- Elk Lick Lodge
- U.S. National Register of Historic Places
- Nearest city: Port Angeles, Washington
- Coordinates: 47°51′26″N 123°28′9″W﻿ / ﻿47.85722°N 123.46917°W
- Area: less than one acre
- Built: 1926, moved 1939
- Built by: Grant Humes
- MPS: Olympic National Park MPS
- NRHP reference No.: 07000734
- Added to NRHP: July 13, 2007

= Elk Lick Lodge =

Historic house in Washington, United States

Elk Lick Lodge, also known as the Remann Cabin, was built in 1926 by local settler and builder Grant Humes for Frederick Remann as a personal fishing retreat in what became Olympic National Park in the U.S. state of Washington. It was originally built next to the Elwha River, but was moved to higher ground in 1939 to escape the threat of flooding. With the H.H. Botten cabin it is one of only two private fishing cabins to have survived from pre-park days, both built by Humes.

Frederick Remann was a Tacoma, Washington resident.

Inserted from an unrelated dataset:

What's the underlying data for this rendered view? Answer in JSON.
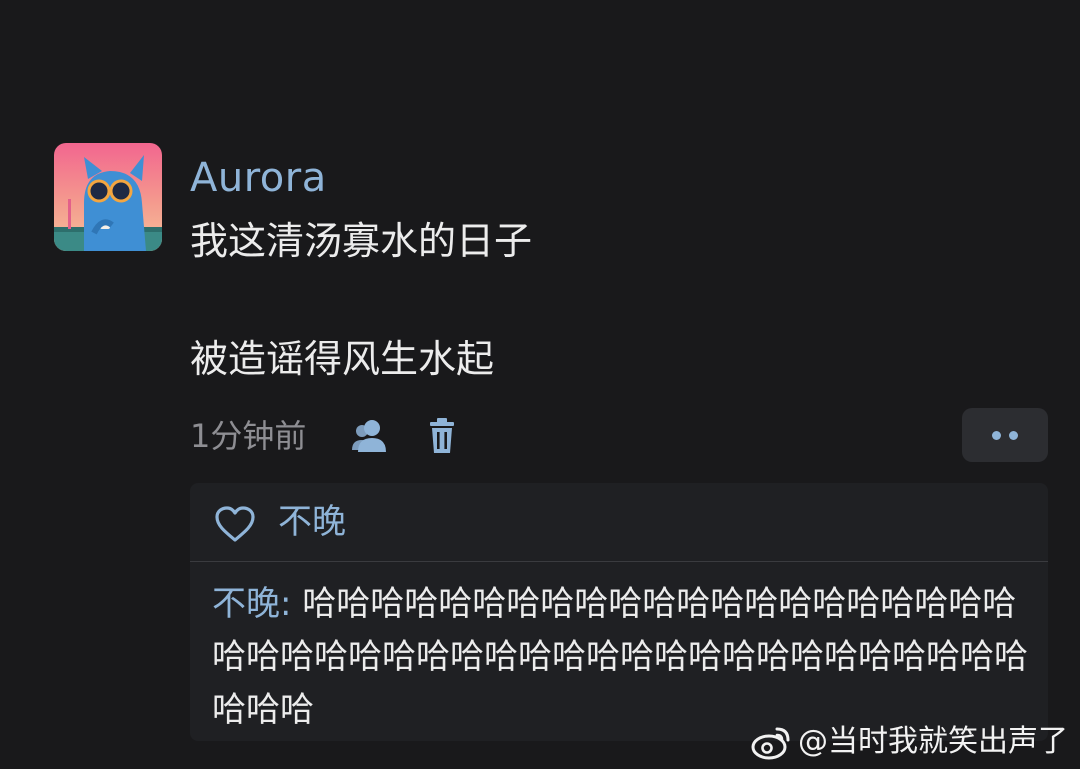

An attorney, he was a Pierce County Superior Court judge from 1926 to 1948. Remann and friends and family used the cabin until his death in 1949.

The cabin is rectangular, measuring 12 ft by 16 ft with a 6 ft deep porch, of log construction with dovetail corners. The roof and gable are covered with cedar shingles.

The cabin was listed on the National Register of Historic Places on July 13, 2007.